MOCK ME, MAKE ME FAMOUS
Courier-Post, Cherry Hill, N.J.
Published: 8/18/2002
Syndicated by Gannett News Service
Oh, how I've tried to be famous. When I was a copy editor, I tried to be a famous copy editor. When I was a part-time stevedore, I tried to be a famous part-time stevedore. And each time, I thought that if only I worked hard enough if, as a stevedore, I loaded paint cans into an oil tanker's fo'c'sle with an efficiency hitherto unknown on that particular shipping line perhaps the public would notice.
But the public mainly just wants a disturbing life story, rather than talents that are useful from day to day (for example, great typing skills). It wants you to rise, fall and physically decay. In other words, it wants whatever Anna Nicole Smith is doing.
And to see what that is, watch Anna Nicole's TV show on the E! network. She sounds half asleep, gets ill from eating too much candy, whines like a child, stumbles over things, talks baby talk to her teenage son and edifies us with such witty antics as holding up her false eyelashes and slurring, "They put spiders on my eyeballs!" Beyond that, she hangs around waiting to be paid tens of millions of dollars for the no doubt invaluable service of being married for less than two years to some old, rich guy and not even living with him most of that time.
While rendering a decision as to her inheritance, by the way, U.S. District Court Judge David O. Carter noted, "Her illiteracy is striking. Examples are too numerous to chronicle but include writing `25.00' meaning $2,500 and `4500,00' meaning $4,500 she testified that she has trouble with zeros."

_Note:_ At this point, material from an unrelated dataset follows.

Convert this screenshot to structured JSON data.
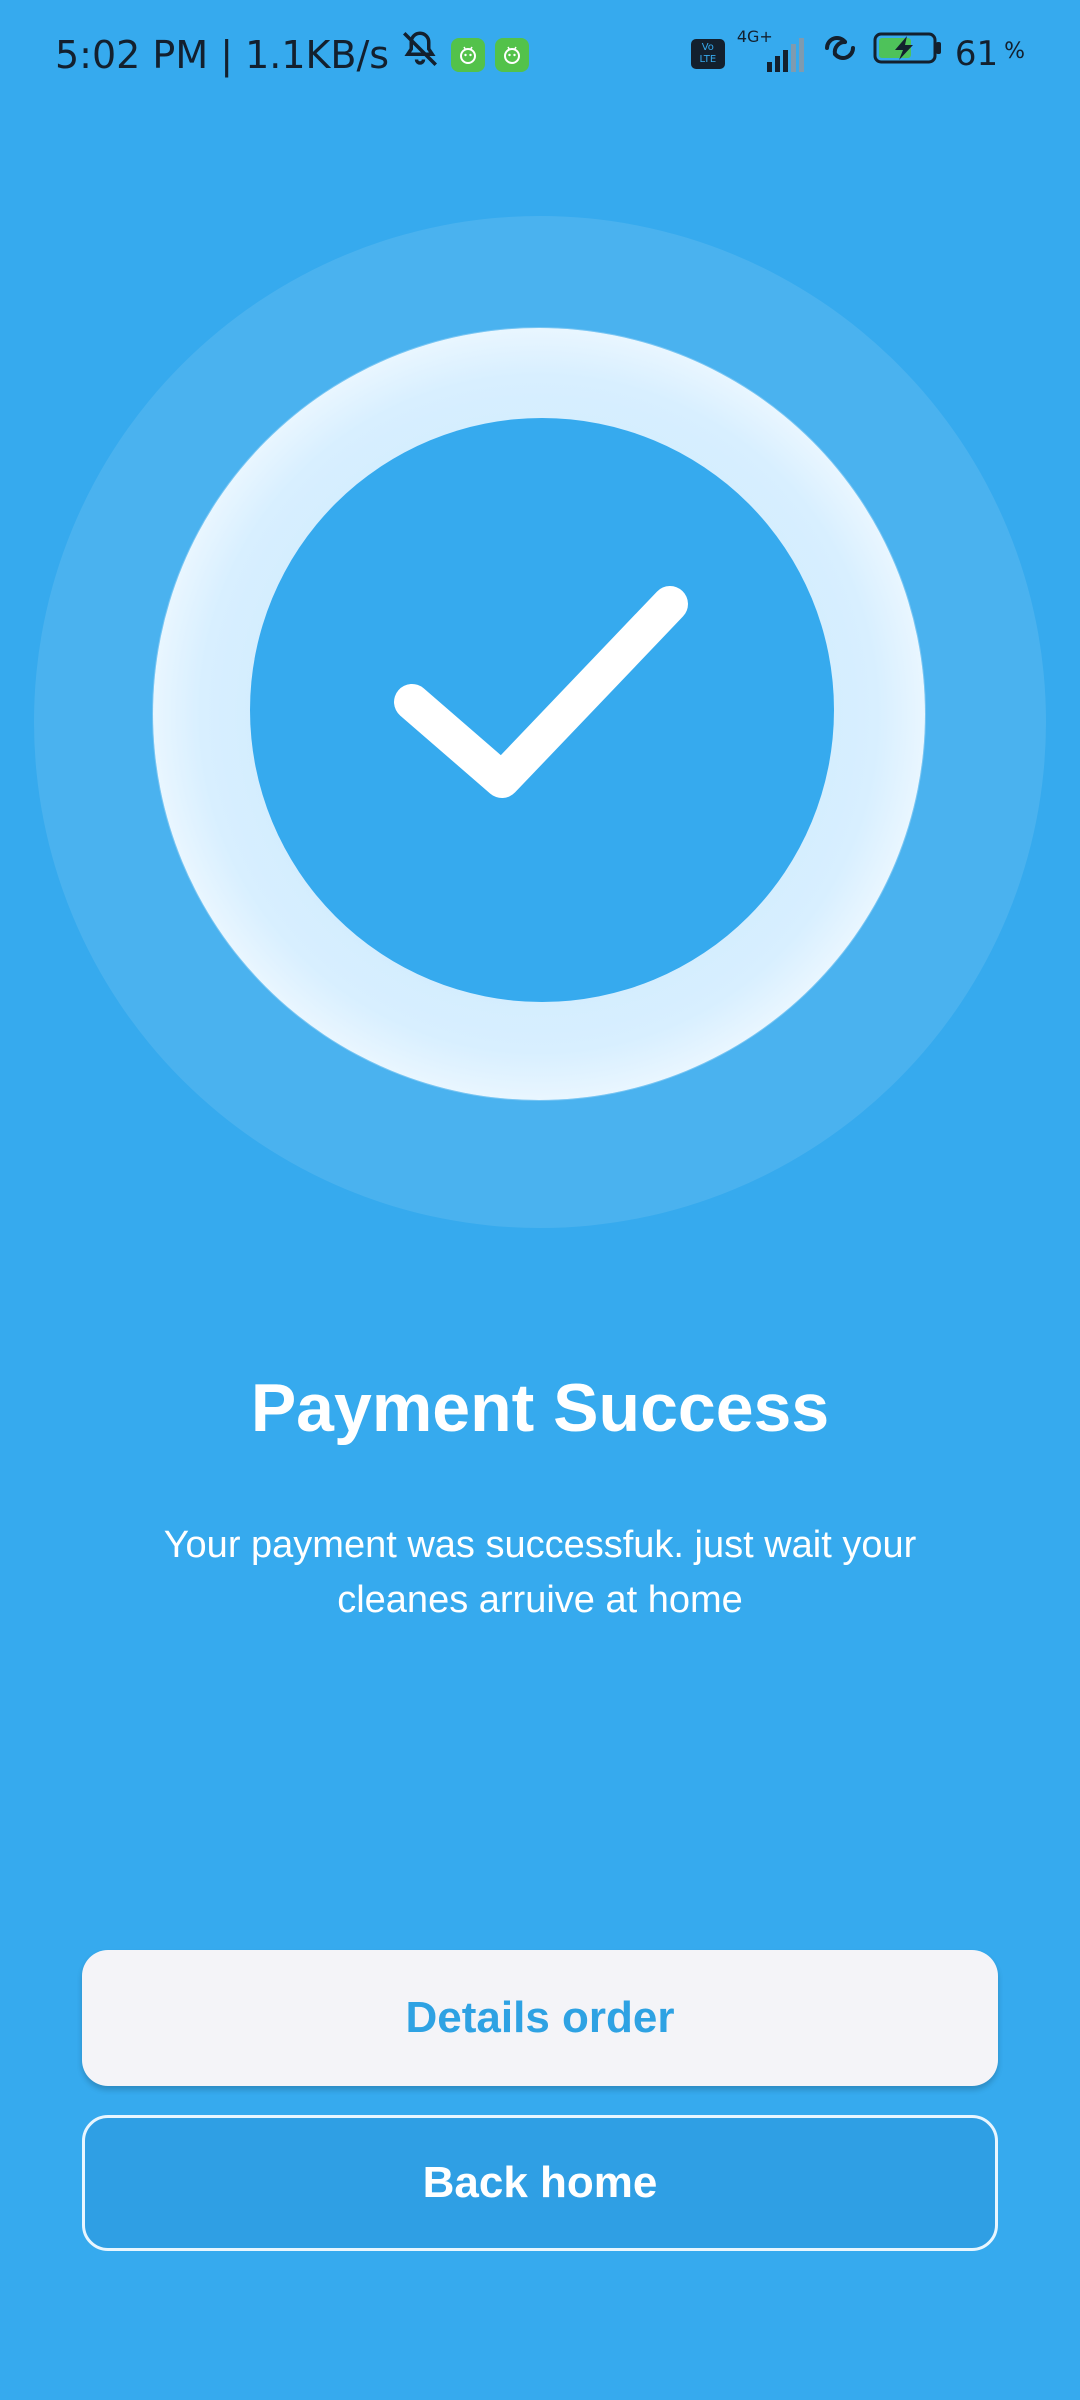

Yet The Anna Nicole Show scored the second highest Nielsen ratings for a premiere show in cable history. Sure, ratings dropped significantly for the second episode. But they went up among the group that advertisers really care about adults age 18-34 the ones who still appreciate the joys of mocking people. Thats prime viewer real estate, and should more than make up for the discomfort of having not just your show but your life mocked by the likes of me.
If that's what fame requires, I'll try it. Mock and deride me. Make fun of my poor eyesight. My shirts are wrinkled. I can't learn foreign languages. That's right, it's time for ... Barry Lank: The True Hollywood Story.
Fade in to a picture of me as a child, somehow having crammed my entire fist into my mouth.
Narrator: "Barry Lank was born next to a cow pasture in southern California in 1960. Right away, everyone knew he was headed for the top."
Cut to an interview with my earliest friend, Jerry Olenyn.
Jerry: "Barry always loved ... what did he end up being famous for again?"
Interviewer: "Being a stevedore."
Jerry: "Right. He was always stevedoring, even as a baby. Taking things on and off ships. Putting away laundry. Operating a forklift ..."
Cut to pictures of the docks.
Narrator: "In no time at all, Barry was making $13 an hour. And then ... before he knew it ... $13.50. He was on a runaway train fueled by fame, groupies and the heady power of deciding where things go in the dry stores locker. Then, just as suddenly the party ended."
Cut to an interview with my old supervisor, Dennis.
Dennis: "Barry? He split for journalism school or something."
Interviewer: "Did he seem distraught?"
Interviewer pushes the microphone a little too close into Dennis' face, which is never smart. Dennis pauses.
Dennis: "You know, you're going to look pretty funny waddling out of here with that microphone sticking out of your ..."
Cut to a scary montage of various computer terminals.
Narrator: "From there, it was a downward spiral of journalism jobs up and down the East Coast. Barry's life was coming apart."
Cut to an interview with Roxanna, a woman I dated for six months in 1999.
Roxanna: "That's when Barry really started drinking sometimes five, six, seven beers a month."
Cut to my home.
Narrator: "But then he got arrested or had therapy or something, and now he's cured. He's back to putting away paint cans and groceries but this time, just in his own house."
Me: "Now that I'm middle-aged and my face is kind of crabbed, I'll bet the public will be pretty desperate to see me again. I only hope it will accept me as I am or if not, then, you know, whatever way it wants."